Sad to say, this is exactly the sort of magic that, as the conclusion suggests, gets people not hired. Even on this very enlightened forum people argue in favour of less knowledgeable candidates (even with all else being equal).
Such a lack of imagination. Hire a good enough warlock, and requirements can be fulfilled at compile time - you just need well-typed customers, which is the tricky part.
I think you'd need the right kind of position for someone like this. Presumably, Criss wasn't trying to hire for a council of Haskell type-warlocks. Toss this person into a typical dev role, and you've got a recipe for boredom on their side and confusion on the part of the rest of the team.
The whole point _is_ that it's pointless esoterica.
Like music/art/religion/gourmet-cooking/morris-dancing/synchronized-swimming.
If it's "your thing", it's _wonderful_. It might not be your thing, and that's fine too.
If you're exclusively a bro-country fan, you probably don't appreciate jazz or classical - and that's OK, I hope you get immense joy from your bro-country music.
I took it as a commentary about how stupid tech interviews are. The scenarios all present a company rejecting someone who is clearly more skilled than the interviewer.

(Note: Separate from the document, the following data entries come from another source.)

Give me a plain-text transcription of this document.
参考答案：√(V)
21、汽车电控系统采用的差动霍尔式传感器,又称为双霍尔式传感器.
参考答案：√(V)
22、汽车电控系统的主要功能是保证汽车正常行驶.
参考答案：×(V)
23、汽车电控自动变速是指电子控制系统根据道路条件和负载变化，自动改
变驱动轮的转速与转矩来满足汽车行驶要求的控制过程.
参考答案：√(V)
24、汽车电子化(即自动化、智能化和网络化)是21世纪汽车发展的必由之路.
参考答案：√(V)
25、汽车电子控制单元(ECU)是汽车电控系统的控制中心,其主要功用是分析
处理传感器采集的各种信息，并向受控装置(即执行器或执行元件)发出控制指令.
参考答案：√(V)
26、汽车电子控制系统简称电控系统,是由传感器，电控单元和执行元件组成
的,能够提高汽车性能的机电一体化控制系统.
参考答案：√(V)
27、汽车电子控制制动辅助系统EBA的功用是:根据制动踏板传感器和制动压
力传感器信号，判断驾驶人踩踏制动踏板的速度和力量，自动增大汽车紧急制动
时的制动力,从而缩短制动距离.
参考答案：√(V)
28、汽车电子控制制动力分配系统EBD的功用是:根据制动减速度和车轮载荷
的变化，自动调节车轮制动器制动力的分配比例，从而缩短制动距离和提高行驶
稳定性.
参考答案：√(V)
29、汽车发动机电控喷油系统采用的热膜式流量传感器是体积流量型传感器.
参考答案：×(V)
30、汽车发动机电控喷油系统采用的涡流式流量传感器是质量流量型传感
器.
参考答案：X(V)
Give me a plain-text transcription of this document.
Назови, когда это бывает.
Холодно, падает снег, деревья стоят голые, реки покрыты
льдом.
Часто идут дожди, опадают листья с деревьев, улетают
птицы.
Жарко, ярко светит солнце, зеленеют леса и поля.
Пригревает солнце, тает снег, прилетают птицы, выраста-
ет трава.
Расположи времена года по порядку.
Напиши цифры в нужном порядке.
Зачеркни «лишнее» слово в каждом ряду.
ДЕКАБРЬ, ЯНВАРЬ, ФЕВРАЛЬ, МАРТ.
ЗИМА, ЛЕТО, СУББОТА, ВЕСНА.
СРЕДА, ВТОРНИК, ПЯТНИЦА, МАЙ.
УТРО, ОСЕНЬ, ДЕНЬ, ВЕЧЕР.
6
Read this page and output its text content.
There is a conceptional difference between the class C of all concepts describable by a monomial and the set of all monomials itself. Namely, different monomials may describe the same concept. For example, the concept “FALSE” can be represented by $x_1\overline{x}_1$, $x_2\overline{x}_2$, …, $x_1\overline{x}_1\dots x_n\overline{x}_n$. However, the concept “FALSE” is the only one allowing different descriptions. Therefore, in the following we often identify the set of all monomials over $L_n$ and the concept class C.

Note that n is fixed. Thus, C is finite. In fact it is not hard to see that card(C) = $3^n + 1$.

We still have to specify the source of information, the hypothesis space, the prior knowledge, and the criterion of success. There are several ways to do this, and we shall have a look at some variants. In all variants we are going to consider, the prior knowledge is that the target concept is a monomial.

Yeah, well, that's based on a fallacy. You're assuming that there's a single scale and being more "skilled" on that scale means you should get hired.
But that's not necessarily what interviewing is all about. Type-level programming is cool but wildly inappropriate for most jobs - that's part of the humor.
You are not your job, or your resume, or your ability to pass an interview. There are all sorts of ways people can be elite that are mostly orthogonal to a particular job.
Functional programming elitism is an interesting convergence between old-school SICP-reading academic greybeards, and modern day Haskell hipsters who like purity in their languages. Both would like to hate on imperative-coding industry squares like the technical interviewers in all of these stories.
It obviously draws on some commonly identifiable tech interview tropes, and that's what gives it its comedic value, but I don't it intends to say that the way the witch deals with those interviews is the model way.